We have given the following function :- 

$f\left(x\right)=\left(x^2+3\right){(x-2)}^{\frac{3}{2}}$

We have to find the points for which $f\text{'}\left(x\right)=0$.

Also we have to find the points for which $f\text{'}\left(x\right)$ does not exist.

Firstly we will find the derivative, then we will find the required points.

The given function is :-

$f\left(x\right)=\left(x^2+3\right){(x-2)}^{\frac{3}{2}}$

Use product rule of derivative to differentiate this function, then we have :- 

$f\text{'}\left(x\right)=\left(x^2+3\right)\frac{d}{dx}{(x-2)}^{\frac{3}{2}}+{(x-2)}^{\frac{3}{2}}\frac{d}{dx}\left(x^2+3\right)$

Use power rule and chain rule :-

$$\begin{gathered} f\text{'}\left(x\right)=\left(x^2+3\right)\left[\frac{3}{2}{\left(x-2\right)}^{\frac{3}{2}-1}\right]+{\left(x-2\right)}^{\frac{3}{2}}\left(2x\right) \\ \Rightarrow f\text{'}\left(x\right)=\left(x^2+3\right)\left(\frac{3}{2}{\left(x-2\right)}^{\frac{1}{2}}\right)+2x{\left(x-2\right)}^{\frac{3}{2}} \\ \Rightarrow f\text{'}\left(x\right)=\frac{3}{2}\left(x^2+3\right){\left(x-2\right)}^{\frac{1}{2}}+2x{\left(x-2\right)}^{\frac{3}{2}} \\ \Rightarrow f\text{'}\left(x\right)={\left(x-2\right)}^{\frac{1}{2}}\left[\frac{3}{2}\left(x^2+3\right)+2x\left(x-2\right)\right] \\ \Rightarrow f\text{'}\left(x\right)={\left(x-2\right)}^{\frac{1}{2}}\left[\frac{3x^2+9+4x^2-8x}{2}\right] \\ \Rightarrow f\text{'}\left(x\right)=\sqrt{\left(x-2\right)}\left[\frac{7x^2-8x+9}{2}\right] \end{gathered}$$

We find that :- 

$f\text{'}\left(x\right)=\sqrt{\left(x-2\right)}\left[\frac{7x^2-8x+9}{2}\right]$

Now put $f\text{'}\left(x\right)=0$, then we have :-

$$\begin{gathered} \sqrt{\left(x-2\right)}\left[\frac{7x^2-8x+9}{2}\right]=0 \\ \Rightarrow \sqrt{\left(x-2\right)}\left(7x^2-8x+9\right)=0 \\ \Rightarrow \sqrt{x-2}=0 and 7x^2-8x+9=0 \\ \Rightarrow x-2=0 and 7x^2-8x+9=0 \\ \Rightarrow x=2 and 7x^2-8x+9=0 \end{gathered}$$

The roots of the equation $7x^2-8x+9=0$ are imaginary.

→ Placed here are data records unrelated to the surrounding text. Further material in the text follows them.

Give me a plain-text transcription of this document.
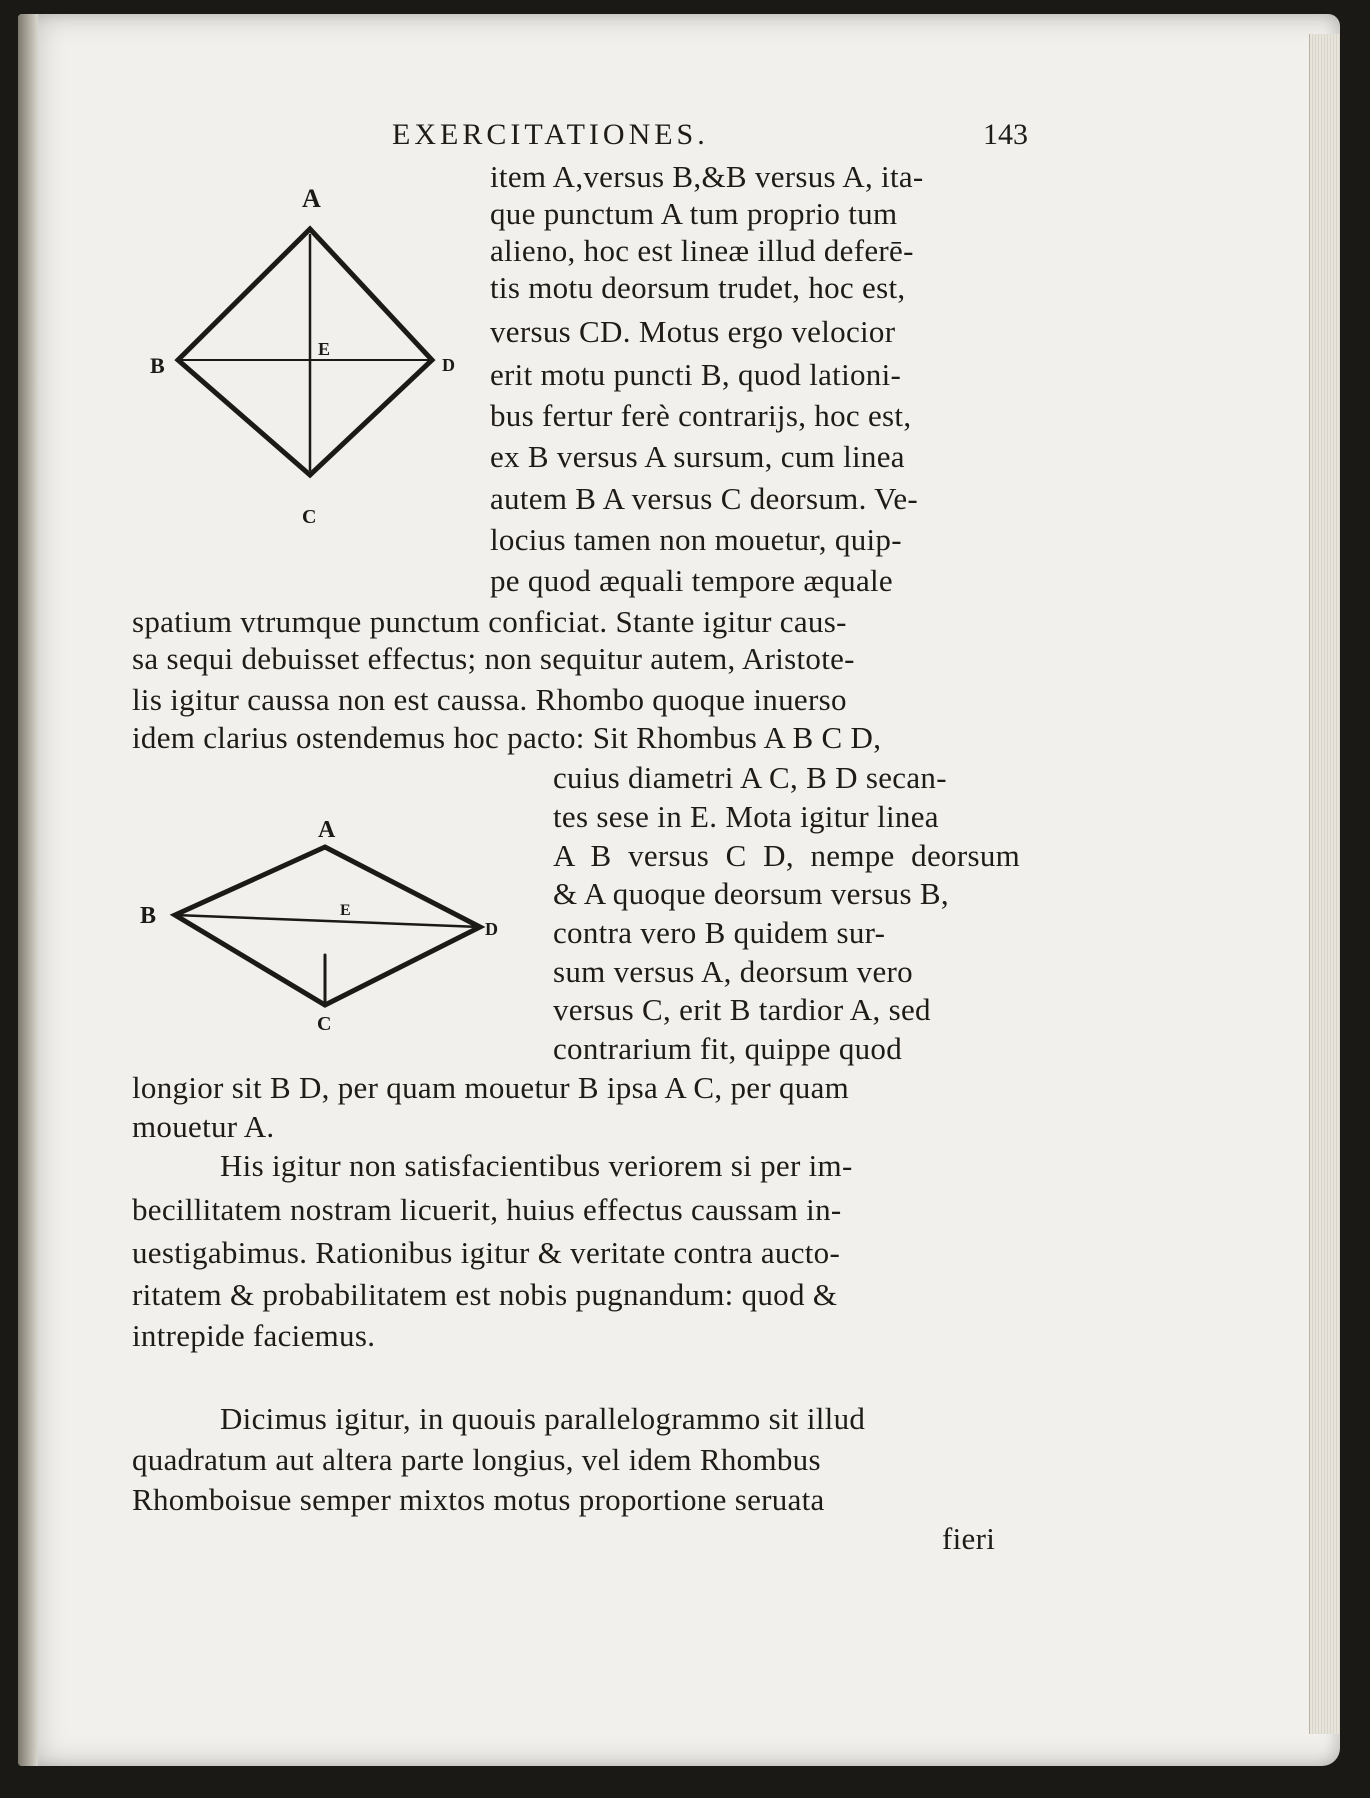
EXERCITATIONES.	143

A
B
C
D
E
A
B
C
D
E

item A,versus B,&B versus A, ita-

que punctum A tum proprio tum

alieno, hoc est lineæ illud deferē-

tis motu deorsum trudet, hoc est,

versus CD. Motus ergo velocior

erit motu puncti B, quod lationi-

bus fertur ferè contrarijs, hoc est,

ex B versus A sursum, cum linea

autem B A versus C deorsum. Ve-

locius tamen non mouetur, quip-

pe quod æquali tempore æquale

spatium vtrumque punctum conficiat. Stante igitur caus-

sa sequi debuisset effectus; non sequitur autem, Aristote-

lis igitur caussa non est caussa. Rhombo quoque inuerso

idem clarius ostendemus hoc pacto: Sit Rhombus A B C D,

cuius diametri A C, B D secan-

tes sese in E. Mota igitur linea

A B versus C D, nempe deorsum

& A quoque deorsum versus B,

contra vero B quidem sur-

sum versus A, deorsum vero

versus C, erit B tardior A, sed

contrarium fit, quippe quod

longior sit B D, per quam mouetur B ipsa A C, per quam

mouetur A.

His igitur non satisfacientibus veriorem si per im-

becillitatem nostram licuerit, huius effectus caussam in-

uestigabimus. Rationibus igitur & veritate contra aucto-

ritatem & probabilitatem est nobis pugnandum: quod &

intrepide faciemus.

Dicimus igitur, in quouis parallelogrammo sit illud

quadratum aut altera parte longius, vel idem Rhombus

Rhomboisue semper mixtos motus proportione seruata

fieri
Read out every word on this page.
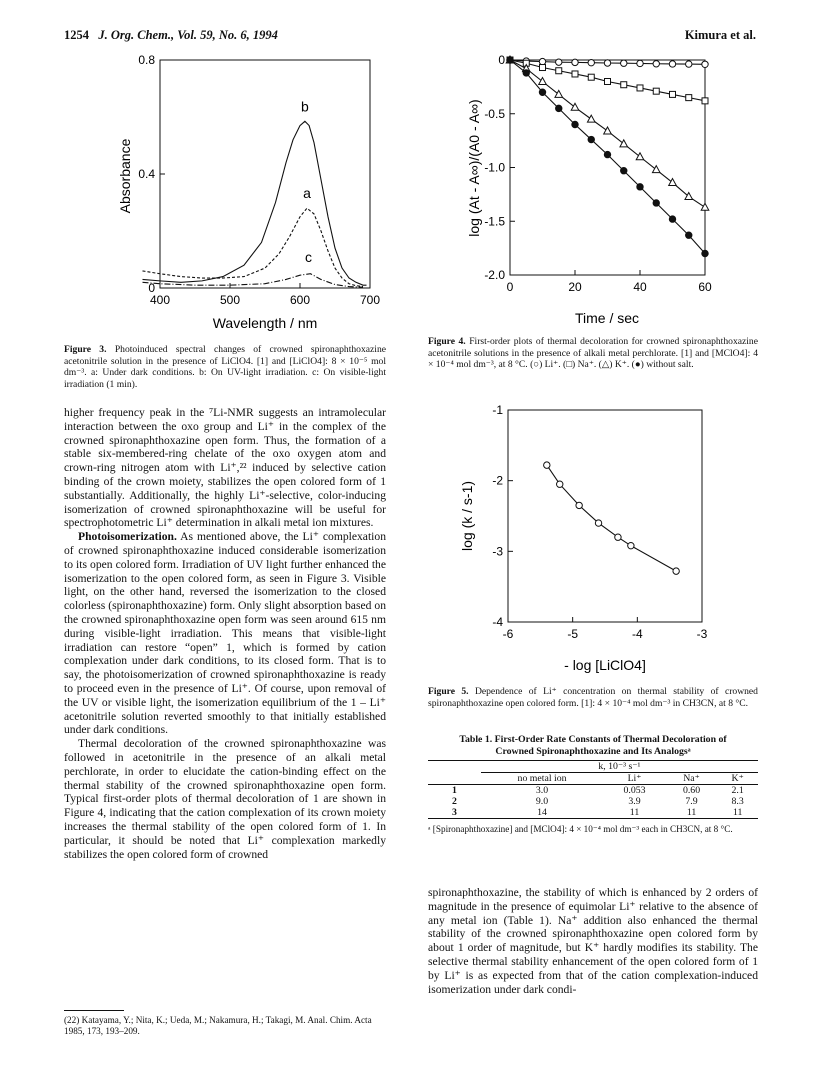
1254 J. Org. Chem., Vol. 59, No. 6, 1994	Kimura et al.
400	500	600	700
0
0.4
0.8
b
a
c
Wavelength / nm
Absorbance
Figure 3. Photoinduced spectral changes of crowned spironaphthoxazine acetonitrile solution in the presence of LiClO4. [1] and [LiClO4]: 8 × 10⁻⁵ mol dm⁻³. a: Under dark conditions. b: On UV-light irradiation. c: On visible-light irradiation (1 min).
0	20	40	60
0
-0.5
-1.0
-1.5
-2.0
Time / sec
log (At - A∞)/(A0 - A∞)
Figure 4. First-order plots of thermal decoloration for crowned spironaphthoxazine acetonitrile solutions in the presence of alkali metal perchlorate. [1] and [MClO4]: 4 × 10⁻⁴ mol dm⁻³, at 8 °C. (○) Li⁺. (□) Na⁺. (△) K⁺. (●) without salt.
-6	-5	-4	-3
-1
-2
-3
-4
- log [LiClO4]
log (k / s-1)
Figure 5. Dependence of Li⁺ concentration on thermal stability of crowned spironaphthoxazine open colored form. [1]: 4 × 10⁻⁴ mol dm⁻³ in CH3CN, at 8 °C.
Table 1. First-Order Rate Constants of Thermal Decoloration of Crowned Spironaphthoxazine and Its Analogsᵃ
	k, 10⁻³ s⁻¹			
	no metal ion	Li⁺	Na⁺	K⁺
1	3.0	0.053	0.60	2.1
2	9.0	3.9	7.9	8.3
3	14	11	11	11
ᵃ [Spironaphthoxazine] and [MClO4]: 4 × 10⁻⁴ mol dm⁻³ each in CH3CN, at 8 °C.

higher frequency peak in the ⁷Li-NMR suggests an intramolecular interaction between the oxo group and Li⁺ in the complex of the crowned spironaphthoxazine open form. Thus, the formation of a stable six-membered-ring chelate of the oxo oxygen atom and crown-ring nitrogen atom with Li⁺,²² induced by selective cation binding of the crown moiety, stabilizes the open colored form of 1 substantially. Additionally, the highly Li⁺-selective, color-inducing isomerization of crowned spironaphthoxazine will be useful for spectrophotometric Li⁺ determination in alkali metal ion mixtures.

Photoisomerization. As mentioned above, the Li⁺ complexation of crowned spironaphthoxazine induced considerable isomerization to its open colored form. Irradiation of UV light further enhanced the isomerization to the open colored form, as seen in Figure 3. Visible light, on the other hand, reversed the isomerization to the closed colorless (spironaphthoxazine) form. Only slight absorption based on the crowned spironaphthoxazine open form was seen around 615 nm during visible-light irradiation. This means that visible-light irradiation can restore “open” 1, which is formed by cation complexation under dark conditions, to its closed form. That is to say, the photoisomerization of crowned spironaphthoxazine is ready to proceed even in the presence of Li⁺. Of course, upon removal of the UV or visible light, the isomerization equilibrium of the 1 – Li⁺ acetonitrile solution reverted smoothly to that initially established under dark conditions.

Thermal decoloration of the crowned spironaphthoxazine was followed in acetonitrile in the presence of an alkali metal perchlorate, in order to elucidate the cation-binding effect on the thermal stability of the crowned spironaphthoxazine open form. Typical first-order plots of thermal decoloration of 1 are shown in Figure 4, indicating that the cation complexation of its crown moiety increases the thermal stability of the open colored form of 1. In particular, it should be noted that Li⁺ complexation markedly stabilizes the open colored form of crowned

(22) Katayama, Y.; Nita, K.; Ueda, M.; Nakamura, H.; Takagi, M. Anal. Chim. Acta 1985, 173, 193–209.

spironaphthoxazine, the stability of which is enhanced by 2 orders of magnitude in the presence of equimolar Li⁺ relative to the absence of any metal ion (Table 1). Na⁺ addition also enhanced the thermal stability of the crowned spironaphthoxazine open colored form by about 1 order of magnitude, but K⁺ hardly modifies its stability. The selective thermal stability enhancement of the open colored form of 1 by Li⁺ is as expected from that of the cation complexation-induced isomerization under dark condi-
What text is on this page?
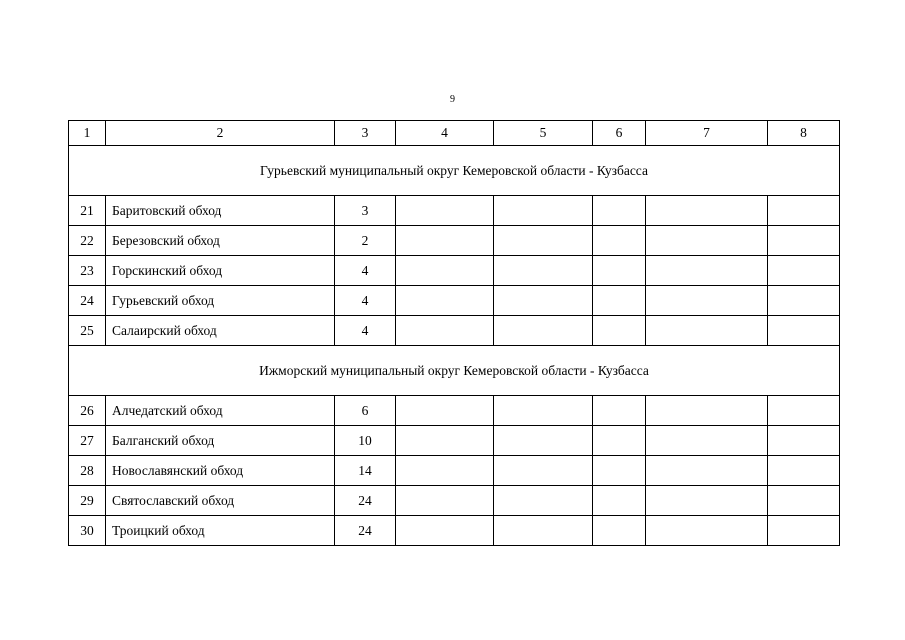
9
1	2	3	4	5	6	7	8
Гурьевский муниципальный округ Кемеровской области - Кузбасса							
21	Баритовский обход	3					
22	Березовский обход	2					
23	Горскинский обход	4					
24	Гурьевский обход	4					
25	Салаирский обход	4					
Ижморский муниципальный округ Кемеровской области - Кузбасса							
26	Алчедатский обход	6					
27	Балганский обход	10					
28	Новославянский обход	14					
29	Святославский обход	24					
30	Троицкий обход	24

So the $x$-value for which $f\text{'}\left(x\right)=0$ is $x=2$.

We find that :-

$f\text{'}\left(x\right)=\sqrt{\left(x-2\right)}\left[\frac{\left(7x^2-8x+9\right)}{2}\right]$

We know that a function does not exist where the denominator is equals to zero.

We can see that the denominator of the function is constant.

So it cannot be zero.

So there exist no point for which $f\text{'}\left(x\right)$ does not exist.